At the end of the first quarter, one out of eight U.S. households with a mortgage was either late on its monthly loan payment or in the foreclosure process, according to the Mortgage Bankers Association. Jay Brinkmann, chief economist with the MBA, says defaults among prime mortgages accounted for 50% of the increase in foreclosures in the last quarter.
The pending flood of foreclosures could mean buying opportunities for bargain hunters -- as long as they're prepared to hang onto the house for a number of years. "If you're a renter who just missed this cycle and didn't get in, right now is a great time to buy if your issue is the monthly mortgage payment," says Burns.
Although prices may fall further, low mortgage rates and President Obama's $8,000 first-time homebuyer tax credit make current prices attractive, especially in heavily-beaten down areas, such as California, Arizona, Nevada and California. "I think there are great deals out there," says UBS analyst David Goldberg. "But you have to have a long-term time horizon."
Some speculate that the pending surge in foreclosures and recent uptick in mortgage rates could push fence-sitting homebuyers, worried about rising rates, to jump into the market. Also, some home seekers may rush to score a bargain before the Obama Administration's $8,000 credit for first-time homebuyers expires at year end. The tax credit has already helped to boost sales, especially in states, such as California, which are offering their own tax credit in addition to the federal one, says Curran.
While sales may be increasing, home prices are a different story, in part because of rising interest rates and surging unemployment. The average rate on a 30-year fixed rate mortgage climbed to 5.59% last week -- its highest since Dec. 11 -- but retreated slightly to 5.38% this week, according to Freddie Mac. The nation's unemployment rate spiked to its loftiest level in more than a quarter of a century in May at 9.4%. Burns is predicting the jobless rate will hit 12% by 2011.

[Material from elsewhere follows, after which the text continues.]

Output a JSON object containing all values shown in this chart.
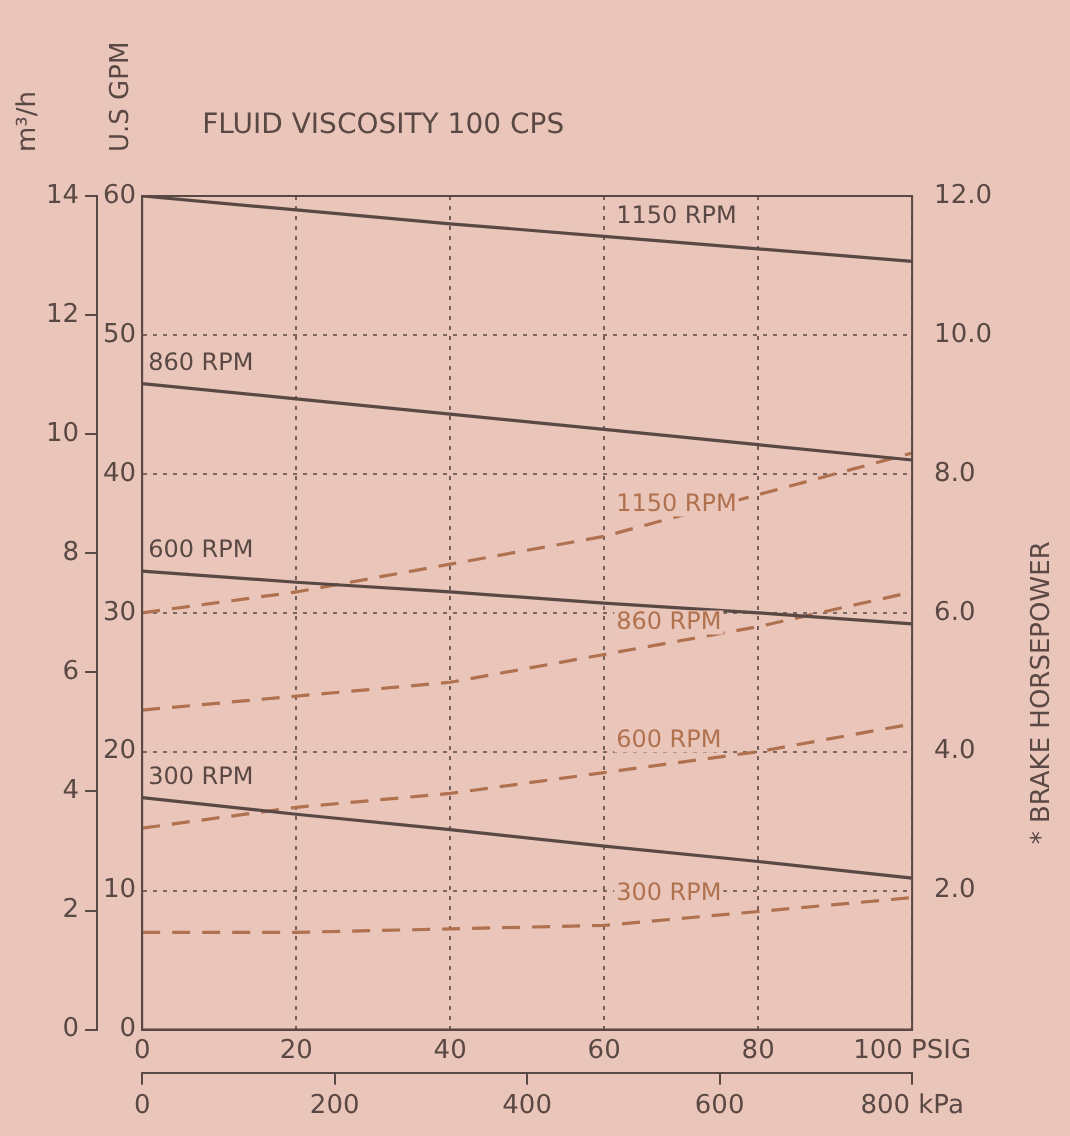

National home prices plunged 19.1% in the first quarter, according to the Standard & Poor's/Case-Shiller National Home Price index -- the biggest quarterly decline in the index's 21-year history. Home prices are off 32% on average from their peak in mid-2006. Average prices have not been this low since the fourth quarter of 2002, the Case-Shiller report says.
"We're about two-thirds of the way through the pricing correction on a percentage basis," says Joshua Shapiro, chief U.S. economist with MFR Inc., an economic consulting and analysis firm. He expects prices to slide at least another 20% over the next 18 months.
"There's still pain to come in parts of Florida, California and Michigan, where there's still a tremendous amount of oversupply," says Eisenberg. "Prices will have to come down further and it will take a while to burn off the excess inventory that's floating around there."
Brinkmann expects to see prices start to rebound in 2011. While a bottom may be reached within the next year, it will be many months, and possibly years, before prices significantly come back. "I think that once prices bottom out, they're going to stay flat for several years," says Burns.